La justice française enquête sur l'attentat de Karachi de mai 2002 dans lequel 14 personnes ont trouvé la mort dont 11 salariés français de la Direction des constructions navales. Alors que la piste Al-Qaïda a longtemps été privilégiée, les juges d'instruction Marc Trévidic et Yves Jannier enquêtent sur d'éventuelles représailles suite, justement, à l'arrêt du versement de commissions en marge de ce contrat de livraison de trois sous-marins Agosta.
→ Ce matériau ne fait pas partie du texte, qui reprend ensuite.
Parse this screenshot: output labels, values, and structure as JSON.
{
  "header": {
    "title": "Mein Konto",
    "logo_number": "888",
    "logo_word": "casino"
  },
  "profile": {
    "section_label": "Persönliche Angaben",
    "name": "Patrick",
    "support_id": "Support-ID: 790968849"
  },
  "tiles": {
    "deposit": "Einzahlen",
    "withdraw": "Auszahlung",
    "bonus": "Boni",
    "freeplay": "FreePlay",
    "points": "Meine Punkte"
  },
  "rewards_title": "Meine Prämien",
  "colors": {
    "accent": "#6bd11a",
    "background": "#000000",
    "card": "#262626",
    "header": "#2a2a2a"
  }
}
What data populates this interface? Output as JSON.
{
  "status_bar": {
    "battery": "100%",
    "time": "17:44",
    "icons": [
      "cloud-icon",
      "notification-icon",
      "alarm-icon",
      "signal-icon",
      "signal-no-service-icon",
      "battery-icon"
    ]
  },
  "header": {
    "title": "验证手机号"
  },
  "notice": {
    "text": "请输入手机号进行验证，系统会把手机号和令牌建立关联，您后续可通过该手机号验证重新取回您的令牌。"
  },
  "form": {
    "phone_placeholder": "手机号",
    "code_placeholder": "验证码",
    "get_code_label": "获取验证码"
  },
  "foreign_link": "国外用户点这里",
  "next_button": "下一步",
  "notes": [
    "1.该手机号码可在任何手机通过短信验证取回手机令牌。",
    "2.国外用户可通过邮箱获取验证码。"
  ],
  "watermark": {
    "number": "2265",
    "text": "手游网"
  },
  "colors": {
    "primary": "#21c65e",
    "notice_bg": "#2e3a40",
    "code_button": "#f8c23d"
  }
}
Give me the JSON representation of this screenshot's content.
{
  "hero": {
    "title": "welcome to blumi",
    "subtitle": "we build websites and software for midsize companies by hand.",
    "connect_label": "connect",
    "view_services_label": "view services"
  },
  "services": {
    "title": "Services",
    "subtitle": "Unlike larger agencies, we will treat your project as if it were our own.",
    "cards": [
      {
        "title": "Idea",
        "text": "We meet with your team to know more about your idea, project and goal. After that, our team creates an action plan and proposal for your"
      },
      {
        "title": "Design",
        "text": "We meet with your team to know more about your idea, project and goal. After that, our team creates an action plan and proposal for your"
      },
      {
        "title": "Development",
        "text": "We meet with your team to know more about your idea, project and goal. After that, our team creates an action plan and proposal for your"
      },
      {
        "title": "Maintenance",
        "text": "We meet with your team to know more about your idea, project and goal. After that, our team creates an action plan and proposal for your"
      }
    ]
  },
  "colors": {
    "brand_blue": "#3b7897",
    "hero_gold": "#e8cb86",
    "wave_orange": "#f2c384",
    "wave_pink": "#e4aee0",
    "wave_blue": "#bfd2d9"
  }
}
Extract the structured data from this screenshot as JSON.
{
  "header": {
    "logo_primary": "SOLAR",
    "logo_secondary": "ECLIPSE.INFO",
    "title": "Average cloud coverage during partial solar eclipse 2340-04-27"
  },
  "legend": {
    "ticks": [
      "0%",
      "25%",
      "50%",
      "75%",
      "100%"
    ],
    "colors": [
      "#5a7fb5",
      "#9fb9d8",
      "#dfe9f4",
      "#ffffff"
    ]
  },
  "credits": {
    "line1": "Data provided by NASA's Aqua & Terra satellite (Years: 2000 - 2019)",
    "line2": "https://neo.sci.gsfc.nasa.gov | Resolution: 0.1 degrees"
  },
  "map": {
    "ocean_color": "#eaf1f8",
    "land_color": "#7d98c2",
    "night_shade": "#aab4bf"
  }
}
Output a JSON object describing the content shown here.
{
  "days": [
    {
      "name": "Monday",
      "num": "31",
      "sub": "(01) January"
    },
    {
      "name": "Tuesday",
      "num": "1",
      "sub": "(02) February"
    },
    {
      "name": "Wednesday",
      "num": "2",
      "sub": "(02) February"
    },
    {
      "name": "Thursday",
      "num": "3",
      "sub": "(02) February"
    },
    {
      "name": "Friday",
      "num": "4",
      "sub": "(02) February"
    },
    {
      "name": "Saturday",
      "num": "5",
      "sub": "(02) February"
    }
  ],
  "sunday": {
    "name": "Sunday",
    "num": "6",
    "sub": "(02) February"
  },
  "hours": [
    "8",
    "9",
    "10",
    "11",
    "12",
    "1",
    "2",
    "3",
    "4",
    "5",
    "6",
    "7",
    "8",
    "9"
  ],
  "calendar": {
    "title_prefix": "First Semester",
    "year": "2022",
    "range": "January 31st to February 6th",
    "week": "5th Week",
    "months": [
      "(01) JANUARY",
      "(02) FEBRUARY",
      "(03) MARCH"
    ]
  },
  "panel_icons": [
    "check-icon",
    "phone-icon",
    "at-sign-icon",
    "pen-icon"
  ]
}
Ce livre évoque aussi d'autres contrats en Arabie Saoudite qui auraient pu donner lieu à un système comparable de rétrocommissions.
Suite à la publication d'un article de Guillaume Dasquié dans Libération du 26 avril, l'ancien Premier ministre Edouard Balladur a été entendu à sa demande deux jours plus tard à huis clos pour s'expliquer sur les liens présumés entre le financement de sa campagne présidentielle de 1995 et l'attentat de 2002.
Fabrice Lhomme et Fabrice Arfi :“Le contrat Karachi, l'affaire que Sarkozy voudrait oublier”, aux éditions Stock.